Hermann Becker (* 8. April 1905 in Plauen; † 1981 in West-Berlin) war ein deutscher Politiker (LDP) und Herausgeber der Thüringische Landeszeitung.

Leben

Hermann Becker war der Sohn des Kaufmanns Benno Becker und dessen Frau Ottilie, geborene Möller. Ab 1911 besuchte er die Höhere Bürgerschule in Plauen. Nachdem der Vater 1913 gestorben war, übersiedelte er 1914 nach Kassel, wo er ab 1915 die Oberrealschule II besuchte. Eine 1922 begonnene kaufmännische Lehre brach er im folgenden Jahr zugunsten einer Banklehre bei der Commerz- und Privat-Bank AG ab. Nach dem Abschluss ging er 1925 als Werkstudent nach Göttingen und 1926 nach Berlin, wo er neben dem Besuch der Universität auch Vorlesungen an der Hochschule für Politik hörte. Aufgrund der schwierigen wirtschaftlichen Lage musste er Ende 1926 sein Studium der Volkswirtschaft und Philosophie abbrechen und arbeitete ab 1927 bei der Commerzbank in Saalfeld/Saale.

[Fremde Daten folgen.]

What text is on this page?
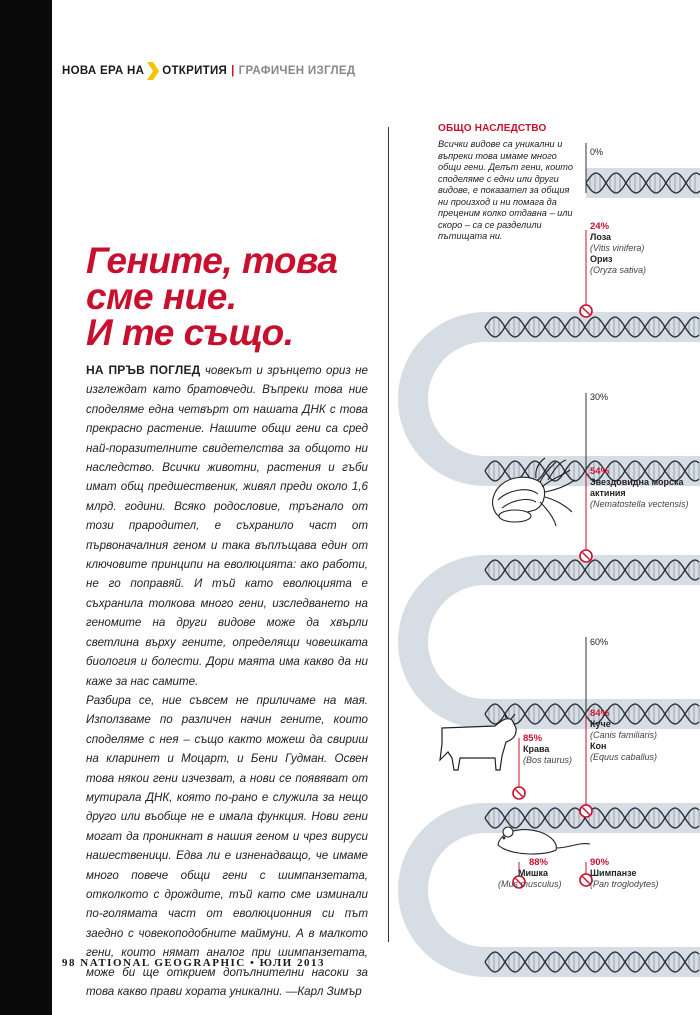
НОВА ЕРА НА ОТКРИТИЯ | ГРАФИЧЕН ИЗГЛЕД
Гените, това
сме ние.
И те също.

НА ПРЪВ ПОГЛЕД човекът и зрънцето ориз не изглеждат като братовчеди. Въпреки това ние споделяме една четвърт от нашата ДНК с това прекрасно растение. Нашите общи гени са сред най-поразителните свидетелства за общото ни наследство. Всички животни, растения и гъби имат общ предшественик, живял преди около 1,6 млрд. години. Всяко родословие, тръгнало от този прародител, е съхранило част от първоначалния геном и така въплъщава един от ключовите принципи на еволюцията: ако работи, не го поправяй. И тъй като еволюцията е съхранила толкова много гени, изследването на геномите на други видове може да хвърли светлина върху гените, определящи човешката биология и болести. Дори маята има какво да ни каже за нас самите.

Разбира се, ние съвсем не приличаме на мая. Използваме по различен начин гените, които споделяме с нея – също както можеш да свириш на кларинет и Моцарт, и Бени Гудман. Освен това някои гени изчезват, а нови се появяват от мутирала ДНК, която по-рано е служила за нещо друго или въобще не е имала функция. Нови гени могат да проникнат в нашия геном и чрез вируси нашественици. Едва ли е изненадващо, че имаме много повече общи гени с шимпанзетата, отколкото с дрождите, тъй като сме изминали по-голямата част от еволюционния си път заедно с човекоподобните маймуни. А в малкото гени, които нямат аналог при шимпанзетата, може би ще открием допълнителни насоки за това какво прави хората уникални. —Карл Зимър

98 NATIONAL GEOGRAPHIC • ЮЛИ 2013
ОБЩО НАСЛЕДСТВО
Всички видове са уникални и въпреки това имаме много общи гени. Делът гени, които споделяме с едни или други видове, е показател за общия ни произход и ни помага да преценим колко отдавна – или скоро – са се разделили пътищата ни.
0%
30%
60%
24%
Лоза
(Vitis vinifera)
Ориз
(Oryza sativa)
54%
Звездовидна морска актиния
(Nematostella vectensis)
84%
Куче
(Canis familiaris)
Кон
(Equus caballus)
85%
Крава
(Bos taurus)
88%
Мишка
(Mus musculus)
90%
Шимпанзе
(Pan troglodytes)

Anfang 1929 wechselte er zur Deutschen Verkehrs-Kreditbank nach Erfurt. In Erfurt begann er sich politisch zu betätigen und trat der Radikaldemokratischen Partei bei, für die er 1932 erfolglos für den Reichstag kandierte. Mit Beginn der Zeit des Nationalsozialismus zog er sich weitgehend aus dem politischen Leben zurück. In den Jahren 1939 bis 1943 leitete er die Bankfiliale in Erfurt, dann wurde seine UK-Stellung aufgehoben. Er wurde als Soldat nach Hersfeld kommandiert, wo er bis zur Einnahme des Ortes durch die US Army Anfang April blieb.

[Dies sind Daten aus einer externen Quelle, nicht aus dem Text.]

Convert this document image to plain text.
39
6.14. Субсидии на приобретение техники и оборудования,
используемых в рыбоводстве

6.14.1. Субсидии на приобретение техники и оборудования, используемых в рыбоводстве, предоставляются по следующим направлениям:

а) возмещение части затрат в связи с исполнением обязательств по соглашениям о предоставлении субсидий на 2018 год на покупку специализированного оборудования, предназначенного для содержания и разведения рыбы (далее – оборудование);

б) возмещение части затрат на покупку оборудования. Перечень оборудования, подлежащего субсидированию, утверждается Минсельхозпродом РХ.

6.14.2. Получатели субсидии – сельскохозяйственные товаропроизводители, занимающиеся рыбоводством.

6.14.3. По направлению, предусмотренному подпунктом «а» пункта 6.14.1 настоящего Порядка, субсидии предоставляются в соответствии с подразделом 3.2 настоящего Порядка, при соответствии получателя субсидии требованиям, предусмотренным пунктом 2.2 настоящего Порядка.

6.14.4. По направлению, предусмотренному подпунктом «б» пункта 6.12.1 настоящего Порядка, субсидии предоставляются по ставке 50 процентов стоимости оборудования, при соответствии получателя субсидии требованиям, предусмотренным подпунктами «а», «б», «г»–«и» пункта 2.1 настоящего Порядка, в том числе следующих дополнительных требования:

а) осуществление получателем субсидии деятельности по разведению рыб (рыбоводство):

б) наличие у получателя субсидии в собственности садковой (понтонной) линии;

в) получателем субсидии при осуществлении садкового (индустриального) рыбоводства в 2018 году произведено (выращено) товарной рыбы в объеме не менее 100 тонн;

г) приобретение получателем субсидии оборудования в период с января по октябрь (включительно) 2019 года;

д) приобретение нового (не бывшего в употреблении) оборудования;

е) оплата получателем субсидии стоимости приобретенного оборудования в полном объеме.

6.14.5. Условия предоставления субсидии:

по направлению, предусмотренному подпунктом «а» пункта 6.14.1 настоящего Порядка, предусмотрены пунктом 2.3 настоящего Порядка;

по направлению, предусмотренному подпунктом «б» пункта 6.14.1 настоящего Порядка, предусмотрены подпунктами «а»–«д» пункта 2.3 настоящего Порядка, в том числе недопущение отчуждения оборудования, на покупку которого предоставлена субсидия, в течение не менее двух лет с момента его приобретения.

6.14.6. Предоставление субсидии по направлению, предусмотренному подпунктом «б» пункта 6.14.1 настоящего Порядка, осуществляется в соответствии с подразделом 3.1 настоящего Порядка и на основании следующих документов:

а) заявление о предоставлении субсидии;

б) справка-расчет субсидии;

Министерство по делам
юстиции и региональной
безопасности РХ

Hermann Becker ging zurück nach Erfurt, wo er sich an der Vertretung der deutschen Bevölkerung gegenüber den Amerikanern beteiligte. Nach der Besetzung Thüringens durch die Rote Armee gehörte er 1945 zu den Gründern der Liberal-Demokratischen Partei in Erfurt und deren Landesverband. Im Herbst 1945 gründete Hermann Becker zusammen mit anderen Verlegern die Thüringische Landeszeitung. 1946 wurde er in den Thüringer Landtag gewählt und Vorsitzender der LDP-Fraktion. Becker trat in Parlamentsreden wiederholt für die Einhaltung rechtsstaatlicher Grundsätze ein und forderte eine größere Beteiligung der LDP an der Aufbauarbeit ein. Die LDP wandte sich gegen die in der SBZ praktizierte willkürliche Enteignung von Privatbetrieben und forderte für diese gleiche wirtschaftliche Bedingungen.

Die Sowjetische Militäradministration in Deutschland (SMAD) griff 1948 nachhaltig in die Personalpolitik der LDP ein. Vor dem Landesparteitag im Juli 1948 versuchte die SMAD Hermann Becker zum Rückzug aus dem Landesvorstand zu bewegen. Becker, der auch außerhalb seiner Partei sehr populär war, gab jedoch den Delegierten des Parteitages nach und wurde von diesen zum zweiten stellvertretenden Parteivorsitzenden gewählt. Wenige Tage nach dem Parteitag ließ er in der Thüringischen Landeszeitung eine Rede des Philosophieprofessors Hans Leisegang als Leitartikel drucken, in der dieser die Gewährung des gleichberechtigten Studiums aller Religionen und Weltanschauungen forderte.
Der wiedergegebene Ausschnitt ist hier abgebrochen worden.